I smile wide and say, “Fruitful.”

She gasps. “You’re pregnant.”

Gabe’s neck snaps but he’s careful to maintain eye-contact on the road.

“No wait,” Frog crinkles her nose. “That doesn’t make sense. You two are taking things slow.” I did mention that Donnelly and I were in a slo-mo zone together since my amnesia.

I could be vague, but I’m still trying to share more. “We had sex, actually,” I say into a giant grin.

Frog lets out a louder gasp while Gabe puts both hands on the wheel like my news might flip the vehicle over.

“You are pregnant.”

“Nope. We’ve just had an abundance of extraordinary sex.”

She lets out a soft squeal. “I knew this would eventually happen. But it’s still shocking. Like knowing the ending of Titanic but crying anyway. Only this happens to be a happy shock and not a grab-a-box-of-tissues shocker.”

I don’t tell her how Donnelly and I cried beforehand. How we went on a magical date to Wawa afterward. How the night became one for the storybooks of our love.

This—I could share this, I want to share this with my friend, but how do I verbally express the sheer depth of those soulful moments that are living and breathing inside my heart? It’s not as easy to speak about love, as it is to write it.

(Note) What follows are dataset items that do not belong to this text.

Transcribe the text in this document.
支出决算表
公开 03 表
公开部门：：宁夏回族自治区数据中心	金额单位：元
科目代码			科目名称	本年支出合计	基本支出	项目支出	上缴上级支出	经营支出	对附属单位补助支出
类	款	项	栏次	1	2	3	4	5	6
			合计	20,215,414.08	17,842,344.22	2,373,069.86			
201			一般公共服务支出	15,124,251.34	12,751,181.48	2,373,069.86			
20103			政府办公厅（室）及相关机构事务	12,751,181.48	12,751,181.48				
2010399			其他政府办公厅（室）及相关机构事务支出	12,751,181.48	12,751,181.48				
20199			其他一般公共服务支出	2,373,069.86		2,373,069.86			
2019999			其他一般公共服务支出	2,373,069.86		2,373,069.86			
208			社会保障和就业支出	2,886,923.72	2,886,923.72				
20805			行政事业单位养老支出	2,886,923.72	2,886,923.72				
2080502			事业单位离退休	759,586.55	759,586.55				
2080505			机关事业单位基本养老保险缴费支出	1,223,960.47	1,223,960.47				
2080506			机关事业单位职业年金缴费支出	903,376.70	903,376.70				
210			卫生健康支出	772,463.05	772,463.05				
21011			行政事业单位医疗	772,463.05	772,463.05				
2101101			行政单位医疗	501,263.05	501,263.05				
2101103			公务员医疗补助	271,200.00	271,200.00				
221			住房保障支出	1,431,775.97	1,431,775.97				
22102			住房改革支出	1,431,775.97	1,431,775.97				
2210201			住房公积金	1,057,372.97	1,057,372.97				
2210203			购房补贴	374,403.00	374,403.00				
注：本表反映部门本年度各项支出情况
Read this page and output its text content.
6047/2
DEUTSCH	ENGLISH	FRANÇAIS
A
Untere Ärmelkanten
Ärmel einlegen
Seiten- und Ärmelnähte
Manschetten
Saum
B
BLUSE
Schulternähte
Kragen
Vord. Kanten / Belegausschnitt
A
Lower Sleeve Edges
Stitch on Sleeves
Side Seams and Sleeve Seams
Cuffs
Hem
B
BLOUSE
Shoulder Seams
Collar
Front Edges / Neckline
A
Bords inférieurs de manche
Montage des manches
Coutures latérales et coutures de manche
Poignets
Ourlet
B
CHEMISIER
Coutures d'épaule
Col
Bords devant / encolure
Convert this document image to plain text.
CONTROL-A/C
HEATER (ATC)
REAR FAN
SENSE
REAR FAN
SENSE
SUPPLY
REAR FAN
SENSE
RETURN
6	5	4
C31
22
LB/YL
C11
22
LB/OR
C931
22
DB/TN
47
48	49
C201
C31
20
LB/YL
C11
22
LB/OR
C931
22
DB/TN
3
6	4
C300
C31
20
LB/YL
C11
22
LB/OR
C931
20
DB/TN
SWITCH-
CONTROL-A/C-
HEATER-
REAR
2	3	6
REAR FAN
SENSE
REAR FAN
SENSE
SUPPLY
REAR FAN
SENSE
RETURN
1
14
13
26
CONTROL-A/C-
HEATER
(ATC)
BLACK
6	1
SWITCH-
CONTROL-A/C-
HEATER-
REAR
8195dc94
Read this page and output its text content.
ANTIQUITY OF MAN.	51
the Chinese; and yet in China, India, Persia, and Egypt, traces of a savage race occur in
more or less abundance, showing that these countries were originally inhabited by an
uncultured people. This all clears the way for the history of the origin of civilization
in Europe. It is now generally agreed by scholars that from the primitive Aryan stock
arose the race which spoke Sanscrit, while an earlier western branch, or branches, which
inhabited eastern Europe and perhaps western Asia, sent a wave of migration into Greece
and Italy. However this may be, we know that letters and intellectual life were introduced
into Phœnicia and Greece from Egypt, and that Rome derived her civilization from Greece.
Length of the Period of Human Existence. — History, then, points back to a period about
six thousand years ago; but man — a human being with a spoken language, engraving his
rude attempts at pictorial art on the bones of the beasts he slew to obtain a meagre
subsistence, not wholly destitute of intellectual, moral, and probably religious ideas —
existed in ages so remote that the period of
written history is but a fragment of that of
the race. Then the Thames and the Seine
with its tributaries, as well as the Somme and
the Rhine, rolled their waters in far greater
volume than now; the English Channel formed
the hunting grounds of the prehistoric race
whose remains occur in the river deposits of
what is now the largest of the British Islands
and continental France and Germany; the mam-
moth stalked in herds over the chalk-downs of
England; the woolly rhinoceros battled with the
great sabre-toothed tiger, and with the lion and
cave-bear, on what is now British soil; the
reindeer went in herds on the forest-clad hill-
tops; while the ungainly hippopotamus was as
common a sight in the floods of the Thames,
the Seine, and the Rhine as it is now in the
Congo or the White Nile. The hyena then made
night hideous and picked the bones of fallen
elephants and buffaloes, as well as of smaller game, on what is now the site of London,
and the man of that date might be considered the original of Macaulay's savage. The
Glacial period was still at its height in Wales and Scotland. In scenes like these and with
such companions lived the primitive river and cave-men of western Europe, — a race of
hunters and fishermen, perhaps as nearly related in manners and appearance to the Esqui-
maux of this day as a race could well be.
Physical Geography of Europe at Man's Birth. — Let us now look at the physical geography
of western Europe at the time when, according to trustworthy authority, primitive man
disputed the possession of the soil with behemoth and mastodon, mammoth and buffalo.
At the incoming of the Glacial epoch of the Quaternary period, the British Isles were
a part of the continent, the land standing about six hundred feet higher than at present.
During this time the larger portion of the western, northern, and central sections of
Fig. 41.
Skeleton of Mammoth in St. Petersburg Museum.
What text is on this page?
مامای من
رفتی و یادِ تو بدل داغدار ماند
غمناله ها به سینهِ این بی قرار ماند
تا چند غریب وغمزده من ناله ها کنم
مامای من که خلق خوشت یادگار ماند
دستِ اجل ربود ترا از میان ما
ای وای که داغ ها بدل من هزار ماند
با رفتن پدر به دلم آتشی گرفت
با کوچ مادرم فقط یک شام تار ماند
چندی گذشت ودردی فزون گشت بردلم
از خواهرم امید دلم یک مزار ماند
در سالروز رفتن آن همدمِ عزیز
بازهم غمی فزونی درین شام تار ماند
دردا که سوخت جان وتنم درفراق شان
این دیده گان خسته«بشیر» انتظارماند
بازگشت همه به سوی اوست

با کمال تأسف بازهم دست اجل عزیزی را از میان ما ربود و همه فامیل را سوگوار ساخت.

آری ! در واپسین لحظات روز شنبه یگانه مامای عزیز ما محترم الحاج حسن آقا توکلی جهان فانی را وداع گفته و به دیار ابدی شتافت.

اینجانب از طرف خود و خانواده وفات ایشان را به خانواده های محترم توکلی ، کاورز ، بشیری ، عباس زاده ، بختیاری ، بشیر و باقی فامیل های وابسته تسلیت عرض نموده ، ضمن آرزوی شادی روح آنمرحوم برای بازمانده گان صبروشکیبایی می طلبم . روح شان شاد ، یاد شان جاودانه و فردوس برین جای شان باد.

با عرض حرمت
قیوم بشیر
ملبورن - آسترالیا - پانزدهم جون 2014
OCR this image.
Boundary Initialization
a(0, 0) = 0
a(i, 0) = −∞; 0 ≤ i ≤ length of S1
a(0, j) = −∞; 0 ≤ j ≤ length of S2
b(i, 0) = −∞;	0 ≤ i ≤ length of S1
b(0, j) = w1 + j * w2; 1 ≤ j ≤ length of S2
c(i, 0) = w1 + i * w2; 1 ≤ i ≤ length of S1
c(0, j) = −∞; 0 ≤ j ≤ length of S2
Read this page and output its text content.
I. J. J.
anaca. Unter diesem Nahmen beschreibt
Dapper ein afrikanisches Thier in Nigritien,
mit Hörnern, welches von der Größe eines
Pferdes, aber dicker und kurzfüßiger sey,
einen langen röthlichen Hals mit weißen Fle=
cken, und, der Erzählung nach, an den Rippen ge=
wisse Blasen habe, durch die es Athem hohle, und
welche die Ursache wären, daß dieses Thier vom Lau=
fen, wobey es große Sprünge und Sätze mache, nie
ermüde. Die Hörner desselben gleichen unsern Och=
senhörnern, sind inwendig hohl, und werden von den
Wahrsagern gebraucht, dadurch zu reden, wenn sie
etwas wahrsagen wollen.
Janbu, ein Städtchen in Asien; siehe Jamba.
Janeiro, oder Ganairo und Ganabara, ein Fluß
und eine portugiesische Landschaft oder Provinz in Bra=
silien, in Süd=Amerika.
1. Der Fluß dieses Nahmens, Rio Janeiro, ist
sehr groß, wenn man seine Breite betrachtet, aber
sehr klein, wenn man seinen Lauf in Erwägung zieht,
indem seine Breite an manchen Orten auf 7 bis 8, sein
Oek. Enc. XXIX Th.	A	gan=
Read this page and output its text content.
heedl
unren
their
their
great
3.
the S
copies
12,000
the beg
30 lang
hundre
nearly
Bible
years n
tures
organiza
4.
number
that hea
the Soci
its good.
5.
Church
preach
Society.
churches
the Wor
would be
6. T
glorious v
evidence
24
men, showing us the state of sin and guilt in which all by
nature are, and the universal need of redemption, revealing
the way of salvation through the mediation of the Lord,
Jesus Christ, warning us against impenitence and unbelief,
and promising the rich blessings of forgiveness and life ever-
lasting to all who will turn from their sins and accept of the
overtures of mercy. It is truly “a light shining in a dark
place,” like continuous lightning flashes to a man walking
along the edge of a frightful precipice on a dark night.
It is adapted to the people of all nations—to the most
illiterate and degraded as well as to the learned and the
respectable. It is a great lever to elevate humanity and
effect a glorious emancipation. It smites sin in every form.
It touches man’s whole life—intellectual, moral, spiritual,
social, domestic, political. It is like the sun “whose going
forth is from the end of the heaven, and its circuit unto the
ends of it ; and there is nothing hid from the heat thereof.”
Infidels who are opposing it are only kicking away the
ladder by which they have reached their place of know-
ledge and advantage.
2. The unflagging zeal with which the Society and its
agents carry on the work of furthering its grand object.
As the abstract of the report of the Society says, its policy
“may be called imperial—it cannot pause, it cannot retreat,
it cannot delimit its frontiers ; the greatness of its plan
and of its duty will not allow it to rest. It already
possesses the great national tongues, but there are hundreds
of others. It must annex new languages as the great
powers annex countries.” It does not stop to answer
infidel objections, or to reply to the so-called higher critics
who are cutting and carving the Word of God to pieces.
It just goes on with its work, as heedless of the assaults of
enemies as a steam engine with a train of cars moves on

Once we’re parked and walking across campus, Frog mentions her virginity status and asks me if I think it’s worth it to wait for the right one.

She’s not making eye contact; her vigilance is on college students locking their bikes and others powerwalking to the library. So I take a second to respond.

Is it worth it to wait?

Even though I did lose my virginity the first time around to someone else, I can’t remember it. I’m glad that Donnelly feels like my first now. And maybe that won’t last forever. I might get memories back of the other sexual encounters before him, and I’ll have to be okay with that.

But OG Luna is me. Those three years paved the way for me to be where I am today. Had I not been with other guys first, would I even have had the courage to be with Donnelly at all? Would I have even woken up in that hospital and had this connection with him now?

I’ll never really know.

But I believe every timeline matters. The one I forgot and the one I remember. And the merging of the two. They all make up who I am.

So I tell Frog, “The right one will be with you whether you’re a virgin or not. And if he’s the right one—I’d like to believe he’ll make it feel like there was no one ever before him.”

Gabe stands outside the door of Television and New Media. He doesn’t want the presence of a new “student” to be a distraction. So only Frog and I are seated at the U-style conference table.

I do what I do every Monday, Wednesday, Friday. Open my laptop and ignore the hell out of the three girls sitting across from me. Stassi, Beverly, and Jeffra combined have morphed into some Bermuda Triangle that vanishes your self-esteem if you make direct eye contact. Frog calls them hobgoblins. She also covered her Stanley in Studio 9 stickers the day after Stassi complimented it.

I’m popping up my notes app when Frog stiffens beside me. Uh-oh. My mind shoots to the Bermuda Triangle. What are they doing? I don’t hear any hissing—a good sign.

Frog’s brows knot. Her shoulder bumps mine. “Luna,” she whispers, leaning in. “I’m just learning this now, so don’t be upset—” She touches her earpiece.

I try not to freak out. Frog is listening intently to comms. Making the most dramatic pause ever.